Finding the probability of getting a particular value or higher is much simpler: we can sum up the number of outcomes that are higher than our outcome, and divide by the total number of outcomes (2^n). So if the sum of all our positive ranks was 9, we would have a p-value of 1/16 = 0.0625. That is the probability that we would see a value MORE EXTREME than the one we have given random chance. Or, if we had a value of 3 we wanted to know if how extreme that was in terms of being a LOW statistic, we would count the number of outcomes that are LOWER than that (1 + 1 + 1 = 3) divided by the total number of outcomes (p = 3/16 = 0.1875). Again, that is the probability that we would see a value more extreme than the one we have just by random chance.

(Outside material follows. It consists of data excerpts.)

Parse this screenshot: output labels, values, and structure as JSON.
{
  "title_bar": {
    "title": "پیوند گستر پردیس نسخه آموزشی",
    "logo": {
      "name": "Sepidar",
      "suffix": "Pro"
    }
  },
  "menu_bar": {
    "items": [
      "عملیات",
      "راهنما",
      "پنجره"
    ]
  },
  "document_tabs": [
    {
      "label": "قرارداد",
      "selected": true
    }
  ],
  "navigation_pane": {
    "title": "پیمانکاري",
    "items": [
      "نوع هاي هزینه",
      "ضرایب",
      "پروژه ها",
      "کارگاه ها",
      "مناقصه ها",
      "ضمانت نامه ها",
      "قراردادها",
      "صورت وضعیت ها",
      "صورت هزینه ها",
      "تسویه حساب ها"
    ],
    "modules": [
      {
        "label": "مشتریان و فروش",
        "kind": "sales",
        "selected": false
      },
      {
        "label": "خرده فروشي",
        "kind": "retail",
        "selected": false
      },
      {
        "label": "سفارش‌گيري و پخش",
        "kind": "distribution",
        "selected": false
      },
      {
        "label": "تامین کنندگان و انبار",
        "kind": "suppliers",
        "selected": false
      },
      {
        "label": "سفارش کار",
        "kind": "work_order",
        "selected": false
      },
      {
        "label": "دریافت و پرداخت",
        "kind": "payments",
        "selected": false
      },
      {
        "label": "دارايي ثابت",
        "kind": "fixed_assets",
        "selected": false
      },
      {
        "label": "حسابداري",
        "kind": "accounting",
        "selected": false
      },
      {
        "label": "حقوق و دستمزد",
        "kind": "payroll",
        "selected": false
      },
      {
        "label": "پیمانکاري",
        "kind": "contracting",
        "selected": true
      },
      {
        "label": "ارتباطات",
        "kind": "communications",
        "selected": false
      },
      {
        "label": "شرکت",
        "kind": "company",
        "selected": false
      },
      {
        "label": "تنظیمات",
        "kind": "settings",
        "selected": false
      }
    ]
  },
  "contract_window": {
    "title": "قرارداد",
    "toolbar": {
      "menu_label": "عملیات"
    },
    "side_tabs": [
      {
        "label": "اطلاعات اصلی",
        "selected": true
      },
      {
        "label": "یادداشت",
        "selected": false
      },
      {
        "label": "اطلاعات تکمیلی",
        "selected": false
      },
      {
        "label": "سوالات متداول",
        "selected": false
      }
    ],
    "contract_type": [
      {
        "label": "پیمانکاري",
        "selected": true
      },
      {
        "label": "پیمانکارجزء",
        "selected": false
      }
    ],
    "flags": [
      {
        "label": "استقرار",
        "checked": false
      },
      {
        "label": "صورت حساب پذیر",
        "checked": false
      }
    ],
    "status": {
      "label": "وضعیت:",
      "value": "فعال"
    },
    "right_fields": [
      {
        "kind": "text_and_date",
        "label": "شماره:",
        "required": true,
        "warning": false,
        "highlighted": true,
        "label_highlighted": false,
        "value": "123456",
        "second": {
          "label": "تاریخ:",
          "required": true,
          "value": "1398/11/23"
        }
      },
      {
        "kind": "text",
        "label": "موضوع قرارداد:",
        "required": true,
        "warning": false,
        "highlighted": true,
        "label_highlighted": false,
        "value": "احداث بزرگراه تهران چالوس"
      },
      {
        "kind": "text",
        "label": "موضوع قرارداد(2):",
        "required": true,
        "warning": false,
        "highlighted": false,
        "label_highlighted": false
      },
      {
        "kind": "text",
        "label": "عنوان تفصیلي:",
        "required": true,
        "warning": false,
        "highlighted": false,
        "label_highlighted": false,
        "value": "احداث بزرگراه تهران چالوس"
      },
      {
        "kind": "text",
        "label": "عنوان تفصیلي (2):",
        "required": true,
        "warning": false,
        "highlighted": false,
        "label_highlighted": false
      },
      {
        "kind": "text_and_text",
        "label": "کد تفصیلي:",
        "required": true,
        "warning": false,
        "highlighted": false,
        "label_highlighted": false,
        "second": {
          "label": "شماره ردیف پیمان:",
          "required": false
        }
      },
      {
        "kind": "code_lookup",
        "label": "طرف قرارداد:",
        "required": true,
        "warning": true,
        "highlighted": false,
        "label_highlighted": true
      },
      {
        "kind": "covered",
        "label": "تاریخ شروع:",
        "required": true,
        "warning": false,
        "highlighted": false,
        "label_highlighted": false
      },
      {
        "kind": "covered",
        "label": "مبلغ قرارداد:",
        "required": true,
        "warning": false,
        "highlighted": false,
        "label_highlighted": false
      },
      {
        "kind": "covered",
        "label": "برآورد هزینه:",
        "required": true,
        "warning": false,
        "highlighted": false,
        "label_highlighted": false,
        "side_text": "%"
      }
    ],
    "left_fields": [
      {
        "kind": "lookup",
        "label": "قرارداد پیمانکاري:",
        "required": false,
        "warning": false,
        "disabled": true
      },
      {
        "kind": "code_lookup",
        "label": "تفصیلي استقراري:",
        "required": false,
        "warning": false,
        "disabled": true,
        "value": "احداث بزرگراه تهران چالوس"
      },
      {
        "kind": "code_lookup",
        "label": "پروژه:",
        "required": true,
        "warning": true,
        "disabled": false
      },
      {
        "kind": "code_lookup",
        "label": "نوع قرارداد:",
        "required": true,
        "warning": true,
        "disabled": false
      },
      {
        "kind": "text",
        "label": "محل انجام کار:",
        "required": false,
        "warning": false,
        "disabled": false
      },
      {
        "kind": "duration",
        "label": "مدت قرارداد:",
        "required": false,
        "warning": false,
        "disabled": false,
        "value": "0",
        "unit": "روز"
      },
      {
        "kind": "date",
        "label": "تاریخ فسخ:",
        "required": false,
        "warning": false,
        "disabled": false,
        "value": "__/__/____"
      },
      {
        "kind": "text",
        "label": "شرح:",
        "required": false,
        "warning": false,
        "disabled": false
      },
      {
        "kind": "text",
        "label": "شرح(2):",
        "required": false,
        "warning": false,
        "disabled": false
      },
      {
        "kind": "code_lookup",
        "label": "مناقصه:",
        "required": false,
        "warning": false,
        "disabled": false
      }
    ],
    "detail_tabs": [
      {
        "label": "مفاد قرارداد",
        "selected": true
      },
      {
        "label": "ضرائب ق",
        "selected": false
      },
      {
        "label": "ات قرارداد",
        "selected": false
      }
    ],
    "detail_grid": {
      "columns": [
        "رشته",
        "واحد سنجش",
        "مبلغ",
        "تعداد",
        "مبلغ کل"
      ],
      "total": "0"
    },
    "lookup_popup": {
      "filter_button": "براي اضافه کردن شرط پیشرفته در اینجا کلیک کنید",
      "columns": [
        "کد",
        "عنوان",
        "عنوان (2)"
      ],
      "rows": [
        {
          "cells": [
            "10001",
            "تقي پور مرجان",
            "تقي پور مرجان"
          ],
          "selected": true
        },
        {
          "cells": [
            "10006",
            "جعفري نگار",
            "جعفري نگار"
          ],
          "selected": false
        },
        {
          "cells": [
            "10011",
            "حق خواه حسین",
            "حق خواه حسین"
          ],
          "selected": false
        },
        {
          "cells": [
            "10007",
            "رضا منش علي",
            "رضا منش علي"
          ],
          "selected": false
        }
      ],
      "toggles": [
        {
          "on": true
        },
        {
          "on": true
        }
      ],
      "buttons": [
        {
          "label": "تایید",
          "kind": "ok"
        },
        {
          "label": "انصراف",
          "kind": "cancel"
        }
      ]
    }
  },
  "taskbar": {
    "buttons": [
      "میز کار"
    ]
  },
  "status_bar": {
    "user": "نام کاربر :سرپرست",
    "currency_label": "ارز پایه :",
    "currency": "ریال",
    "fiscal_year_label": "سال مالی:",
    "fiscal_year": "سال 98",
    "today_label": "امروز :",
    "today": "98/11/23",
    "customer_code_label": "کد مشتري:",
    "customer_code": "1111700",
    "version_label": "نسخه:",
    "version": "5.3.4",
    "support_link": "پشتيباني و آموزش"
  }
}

Thankfully, there are functions in R for this distribution:
psignrank(9, 4, lower.tail = F)
[1] 0.0625
Now note that the following does not match up with what we calculated:
psignrank(3, 4)
[1] 0.3125
That is because for lower.tail = FALSE
, the probability is calculated as the probability of values greater than x (what we did). If lower.tail = TRUE
, it calculates the probability of values less than or equal to x. We just did less than for the sake of consistency, but keep this in mind.
So…back to cats.
To finish off calculating our p-value, we simply sum the positive ranks:
((ranks_w_sign$signed_rank > 0) * ranks_w_sign$signed_rank) |> sum()
[1] 24
And pop it into psignrank
:
psignrank(24, 30) # 30 = number of cats
[1] 7.096678e-07
This is exactly the same as R’s built in wilcox.test
:
wilcox.test(
ranks_w_sign$watched,
ranks_w_sign$unwatched,
paired = TRUE,
alternative = "less"
)
Wilcoxon signed rank exact test
data: ranks_w_sign$watched and ranks_w_sign$unwatched
V = 24, p-value = 7.097e-07
alternative hypothesis: true location shift is less than 0
Note that V = 24 (our statistic/the sum of positive ranks) and our p-value matches!